Den Neuerungen der digitalen Medienwelt stehen die Bundesbürger offen gegenüber. 58 Prozent geben an, dass die neuen Kommunikationsmöglichkeiten für sie persönlich schon heute "sehr wichtig" seien. Vor allem für Informationen, bei denen die Aktualität im Vordergrund steht, werden die neuen elektronischen Wege künftig eine noch bedeutendere Rolle spielen und langfristig hier sogar die klassischen Printmedien ablösen; dies glauben 61 Prozent der Deutschen. Bereits heute informiert sich knapp ein Drittel der Bevölkerung (32 Prozent) eher über das Internet als über Tageszeitung oder Zeitschriften.
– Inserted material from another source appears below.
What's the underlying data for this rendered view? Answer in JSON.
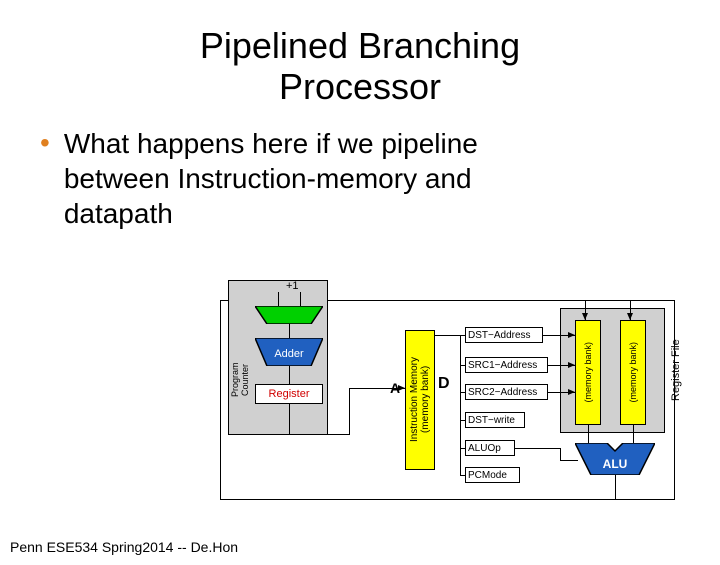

Nahezu die Hälfte der Befragten (47 Prozent) gibt außerdem an, dass "das Internet mein Informationsverhalten noch weiter verändern wird". Die Bedeutung des Internet für das zukünftige Kommunikationsverhalten lässt sich auch aus der Forderung ableiten, die 90 Prozent aller Deutschen stellen: Sie sind der Meinung, dass der Umgang mit dem Internet in Schulen erlernt und Unterrichtsfach werden sollte.
 
Die Kehrseite des vielfältigen Informationsangebots: Drei Viertel der Deutschen sagen, dass die Informationsflut schon heute "erdrückend und nicht zu handhaben sei". Knappe 50 Prozent sind sogar der Auffassung, dass es sicher einen Trend "zurück zur Zeitschrift/Zeitung" geben wird, wenn der Internet-Boom abgeklungen sei.
 
"Die Ergebnisse zeigen, dass Pessimismus in Bezug auf den Fortbestand der Mediengattung Print nicht so pauschal angebracht ist, wie vielfach diskutiert wird", so Studienleiterin Claudia Knoblauch. "Vielmehr kommt es darauf an, die heute vorhandenen Kommunikationswege und -mittel optimal zu nutzen und gerade den Nachwuchs mit den neuen Technologien nicht allein zu lassen, sondern den Umgang mit der medialen Vielfalt bereits in der Schule aufzugreifen", führt Knoblauch aus.